Eight more officials are set to testify this week, with a central figure, Gordon Sondland, the U.S. ambassador to the European Union, scheduled to appear Wednesday.
In amended closed-door testimony, Sondland, a million dollar Trump political donor who was nominated by Trump for the EU posting in Brussels, said he had warned an aide to Zelenskiy in early September that it was unlikely Ukraine would get the U.S. military assistance it wanted unless Zelenskiy publicly committed to opening the investigation of the Bidens.
The claim of a quid pro quo is key to the efforts of Democratic lawmakers to impeach the country's 45th president. Soliciting foreign assistance for help in a U.S. election violates campaign finance law.

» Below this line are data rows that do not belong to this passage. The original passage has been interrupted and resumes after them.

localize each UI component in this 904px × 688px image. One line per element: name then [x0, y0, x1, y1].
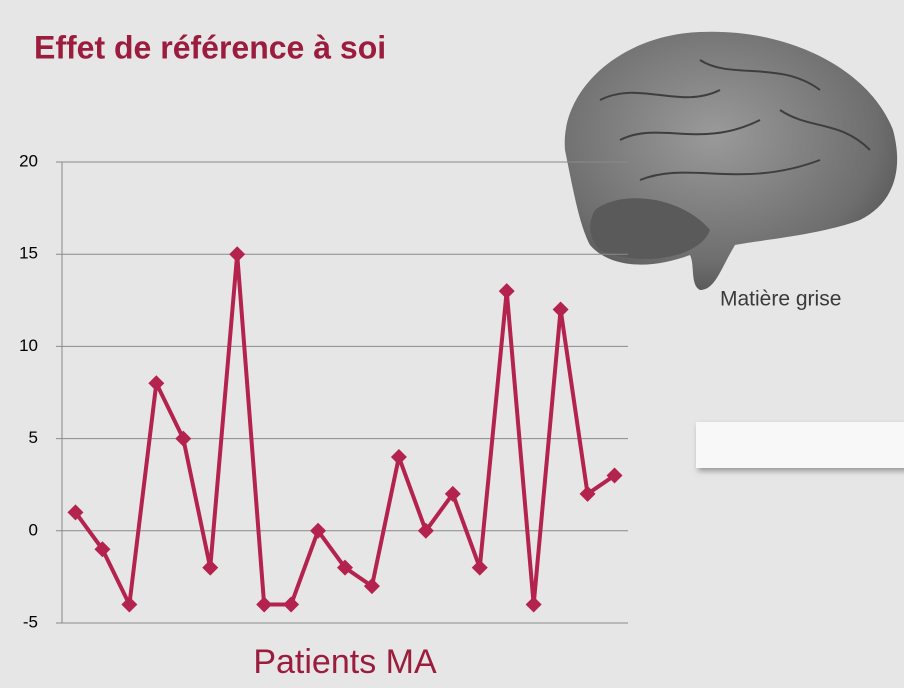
data-point — [94, 541, 111, 558]
data-point — [417, 522, 434, 539]
panel — [696, 422, 904, 468]
data-point — [606, 467, 623, 484]
data-point — [579, 485, 596, 502]
data-point — [148, 375, 165, 392]
annotation: Matière grise — [720, 288, 841, 311]
y-tick-label: 10 — [19, 336, 38, 355]
data-point — [310, 522, 327, 539]
data-point — [175, 430, 192, 447]
data-point — [390, 449, 407, 466]
data-point — [525, 596, 542, 613]
data-point — [256, 596, 273, 613]
data-point — [283, 596, 300, 613]
y-tick-label: 0 — [29, 520, 38, 539]
data-point — [498, 283, 515, 300]
data-point — [229, 246, 246, 263]
chart-title: Effet de référence à soi — [34, 29, 386, 65]
data-point — [121, 596, 138, 613]
data-point — [67, 504, 84, 521]
y-tick-label: -5 — [23, 612, 38, 631]
data-point — [337, 559, 353, 576]
series-line — [73, 252, 616, 607]
data-point — [444, 485, 461, 502]
y-tick-label: 5 — [29, 428, 38, 447]
x-axis-label: Patients MA — [253, 643, 437, 681]
data-point — [471, 559, 488, 576]
data-point — [363, 578, 380, 595]
brain-image — [564, 31, 898, 290]
data-point — [552, 301, 569, 318]
y-tick-label: 20 — [19, 151, 38, 170]
y-tick-label: 15 — [19, 244, 38, 263]
data-point — [202, 559, 219, 576]
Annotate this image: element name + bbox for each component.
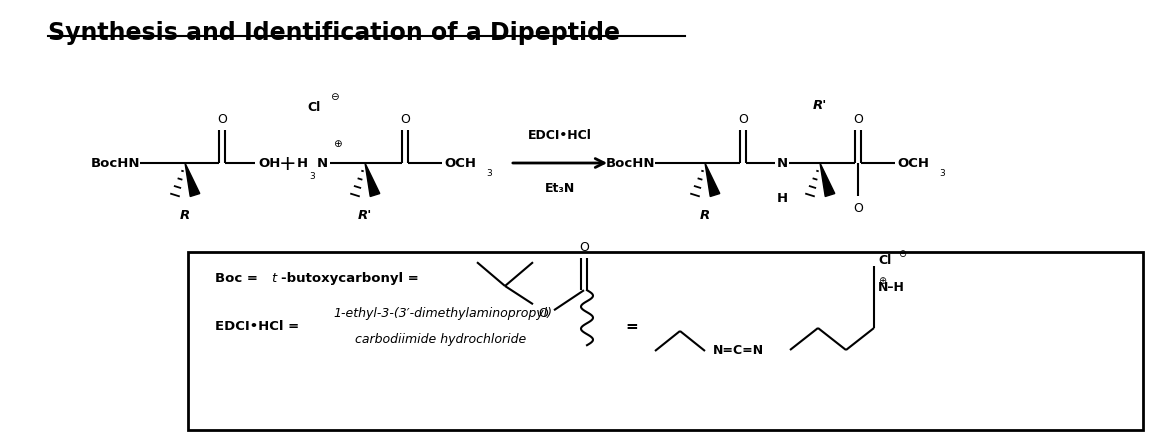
Text: O: O xyxy=(853,201,863,215)
Text: +: + xyxy=(280,154,297,173)
Text: OCH: OCH xyxy=(897,157,929,170)
Text: BocHN: BocHN xyxy=(606,157,655,170)
Text: ⊖: ⊖ xyxy=(898,248,906,258)
Text: H: H xyxy=(776,191,788,205)
Text: 3: 3 xyxy=(939,169,945,178)
Text: R: R xyxy=(700,208,711,222)
Text: O: O xyxy=(217,113,227,126)
Text: N: N xyxy=(776,157,788,170)
Text: ⊕: ⊕ xyxy=(878,276,887,285)
Text: EDCI•HCl =: EDCI•HCl = xyxy=(216,320,299,333)
Text: BocHN: BocHN xyxy=(91,157,140,170)
Text: ⊖: ⊖ xyxy=(330,92,338,102)
Text: O: O xyxy=(400,113,410,126)
Text: ⊕: ⊕ xyxy=(333,139,341,148)
Text: OCH: OCH xyxy=(444,157,476,170)
Text: Synthesis and Identification of a Dipeptide: Synthesis and Identification of a Dipept… xyxy=(48,21,620,45)
Text: Cl: Cl xyxy=(878,254,891,266)
Text: R': R' xyxy=(813,99,827,112)
Bar xyxy=(188,252,1143,430)
Text: carbodiimide hydrochloride: carbodiimide hydrochloride xyxy=(355,333,527,346)
Text: R': R' xyxy=(358,208,372,222)
Polygon shape xyxy=(820,164,835,197)
Text: Cl: Cl xyxy=(308,101,320,114)
Text: 3: 3 xyxy=(486,169,492,178)
Text: -butoxycarbonyl =: -butoxycarbonyl = xyxy=(281,272,418,285)
Text: =: = xyxy=(624,319,637,334)
Text: OH: OH xyxy=(257,157,281,170)
Text: O: O xyxy=(739,113,748,126)
Text: O: O xyxy=(579,240,589,254)
Text: O: O xyxy=(538,307,548,319)
Text: R: R xyxy=(179,208,190,222)
Text: H: H xyxy=(297,157,308,170)
Text: t: t xyxy=(271,272,276,285)
Polygon shape xyxy=(185,164,199,197)
Text: 3: 3 xyxy=(309,172,315,180)
Text: N: N xyxy=(317,157,329,170)
Text: Boc =: Boc = xyxy=(216,272,262,285)
Polygon shape xyxy=(365,164,380,197)
Text: 1-ethyl-3-(3′-dimethylaminopropyl): 1-ethyl-3-(3′-dimethylaminopropyl) xyxy=(333,307,552,320)
Polygon shape xyxy=(705,164,720,197)
Text: N=C=N: N=C=N xyxy=(713,344,764,357)
Text: O: O xyxy=(853,113,863,126)
Text: EDCI•HCl: EDCI•HCl xyxy=(528,129,592,141)
Text: Et₃N: Et₃N xyxy=(545,182,576,194)
Text: N–H: N–H xyxy=(878,280,905,293)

Other figures linked to the impeachment inquiry have corroborated Sondland's testimony. In a transcript of private testimony released Saturday, Tim Morrison, a White House national security aide, said in October that Sondland had spoken with Trump about a half-dozen times in recent months and had talked with a top Ukraine official about winning release of the military assistance Kyiv wanted in exchange for investigations that benefited Trump politically.
"His mandate from the president was to go make deals," Morrison said of Sondland.
Morrison is set to testify publicly before the impeachment panel on Tuesday, alongside former U.S. special envoy to Ukraine Kurt Volker. Volker has testified that Rudy Giuliani, Trump's personal lawyer named by Trump to oversee Ukraine affairs, was the driving force to get Kyiv to open the politically tinged investigation to help the U.S. leader.
Last week, David Holmes, an aide to William Taylor, the top U.S. diplomat in Kyiv, told impeachment investigations in private testimony that he overheard a July 26 cellphone conversation between Trump and Sondland at a Kyiv restaurant in which the president inquired whether Zelenskiy was going to pursue the Bidens and political investigations.
On Tuesday, the House Intelligence panel is also set to hear from Jennifer Williams, a foreign affairs aide to Vice President Mike Pence, and Lt. Col. Alexander Vindman, director for European affairs at the National Security Council. Both of them listened in on Trump's July 25 call with Zelenskiy and voiced concerns about Trump asking for the investigations of the Bidens.
Trump disparaged Williams on Sunday, tweeting, "Tell Jennifer Williams, whoever that is, to read BOTH transcripts of the presidential calls, & see the just released ststement (sic) from Ukraine," that it did not feel threatened by Trump's request for the political investigations while the military aid was pending. "Then she should meet with the other Never Trumpers, who I don't know & mostly never even heard of, & work out a better presidential attack!"
Aside from Sondland, the intelligence panel is also hearing Wednesday from Laura Cooper, a Defense Department official, and David Hale, the undersecretary of state for political affairs. Fiona Hill, the former National Security Council senior director for Europe and Russia, is testifying Thursday.
Lengthy hearings process
Political analysts in Washington say the Trump impeachment process could last for several months. If Trump is impeached by a simple majority in the House, a trial would be held in January in the Republican-majority Senate, where a two-thirds vote is needed for a conviction and removal from office.
The time frame could bump up against the first Democratic Party presidential nominating contests starting in February, when voters will begin casting ballots on who they want as the party's nominee. Six Democratic senators are among those in the running, but could be forced to stay in Washington to sit as jurors in the 100-member Senate as it decides Trump's fate.
Trump's removal from office remains unlikely – at least 20 Republican Senate votes are needed for his conviction.
To date, a small number of Republicans have criticized Trump for his actions on Ukraine, but no Republican senator has called for his impeachment.